La Fondation Louis Vuitton à Paris consacre une grande exposition au peintre prolifique allemand, âgé de 93 ans, Gerhard Richter

Images têtues résistantes

d'Lëtzebuerger Land vom 09.01.2026

L’exposition se déploie comme un véritable espace de tension, et non comme un simple panorama rétrospectif. Le parcours ne cherche aucunement à stabiliser une lecture de l’œuvre, mais à rapprocher le visiteur de cette inquiétude persistante qui traverse plus de six décennies de la peinture de Gerhard Richter : comment produire des images en suivant l’histoire allemande et après que celle-ci ait profondément brouillé leur autorité, leur lisibilité et leur prétention à dire le vrai.

La structure chronologique et volontairement non téléologique, met en évidence une continuité paradoxale : Gerhard Richter ne progresse aucunement vers une résolution stylistique. Il approfondit une position de doute. Ce qui n’est pas simple à digérer. Figuration et abstraction ne sont jamais présentées comme des options successives, mais comme deux voies de travail qui se répondent et s’influencent constamment.

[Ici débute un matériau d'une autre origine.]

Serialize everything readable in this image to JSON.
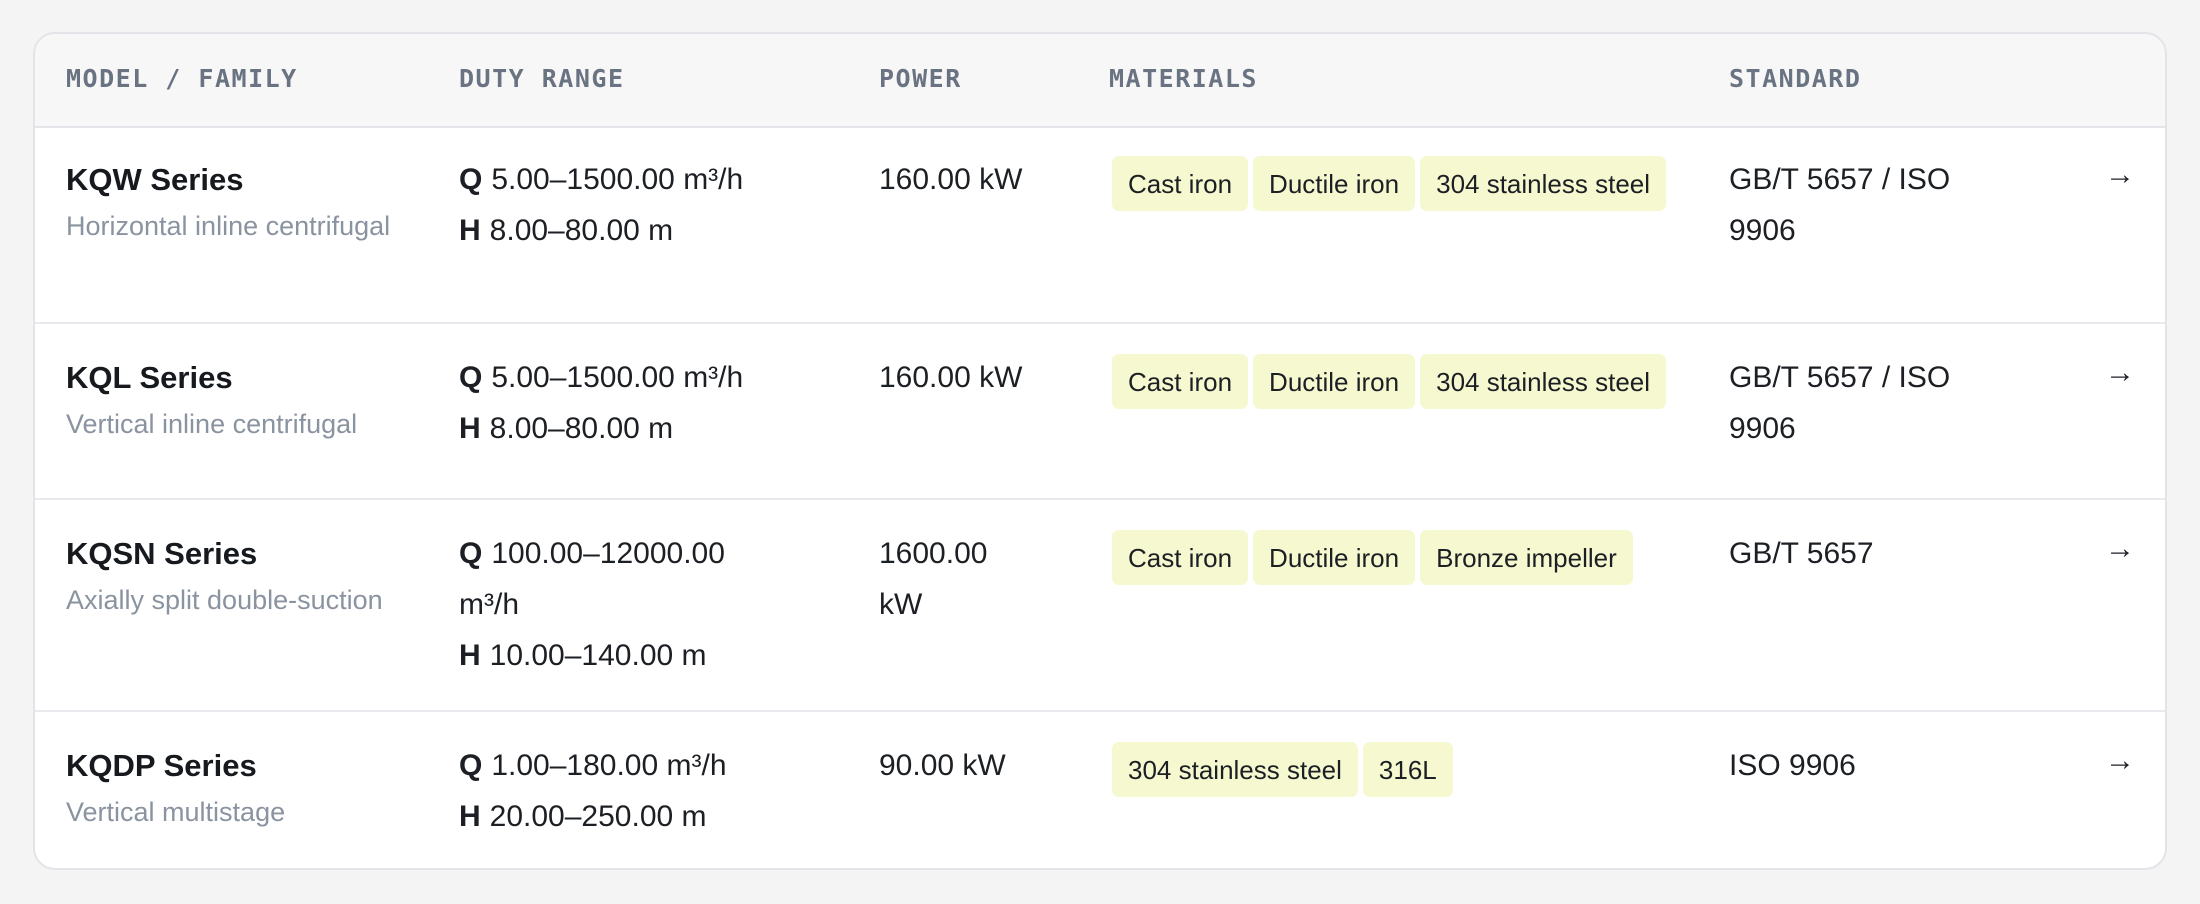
{
  "columns": {
    "model": "MODEL / FAMILY",
    "duty": "DUTY RANGE",
    "power": "POWER",
    "materials": "MATERIALS",
    "standard": "STANDARD"
  },
  "duty_keys": {
    "q": "Q",
    "h": "H"
  },
  "arrow_icon": "arrow-right-icon",
  "arrow_glyph": "→",
  "rows": [
    {
      "name": "KQW Series",
      "subtitle": "Horizontal inline centrifugal",
      "q": "5.00–1500.00 m³/h",
      "h": "8.00–80.00 m",
      "power": "160.00 kW",
      "materials": [
        "Cast iron",
        "Ductile iron",
        "304 stainless steel"
      ],
      "standard": "GB/T 5657 / ISO 9906"
    },
    {
      "name": "KQL Series",
      "subtitle": "Vertical inline centrifugal",
      "q": "5.00–1500.00 m³/h",
      "h": "8.00–80.00 m",
      "power": "160.00 kW",
      "materials": [
        "Cast iron",
        "Ductile iron",
        "304 stainless steel"
      ],
      "standard": "GB/T 5657 / ISO 9906"
    },
    {
      "name": "KQSN Series",
      "subtitle": "Axially split double-suction",
      "q": "100.00–12000.00 m³/h",
      "h": "10.00–140.00 m",
      "power": "1600.00 kW",
      "materials": [
        "Cast iron",
        "Ductile iron",
        "Bronze impeller"
      ],
      "standard": "GB/T 5657"
    },
    {
      "name": "KQDP Series",
      "subtitle": "Vertical multistage",
      "q": "1.00–180.00 m³/h",
      "h": "20.00–250.00 m",
      "power": "90.00 kW",
      "materials": [
        "304 stainless steel",
        "316L"
      ],
      "standard": "ISO 9906"
    }
  ],
  "colors": {
    "tag_background": "#f6f8d0",
    "header_text": "#6a7382",
    "subtitle_text": "#8a93a0"
  }
}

Cette oscillation n’est pas formelle, elle est historique et située biographiquement. Né en 1932 à Dresde, Gerhard Richter a grandi dans un pays qui a changé de frontières et où l’image fut d’abord instrument de propagande, puis le terrain de refoulement et d’une reconstruction idéologique. La peinture se développe pour lui dans un espace déjà saturé de récits contradictoires et de ruines symboliques.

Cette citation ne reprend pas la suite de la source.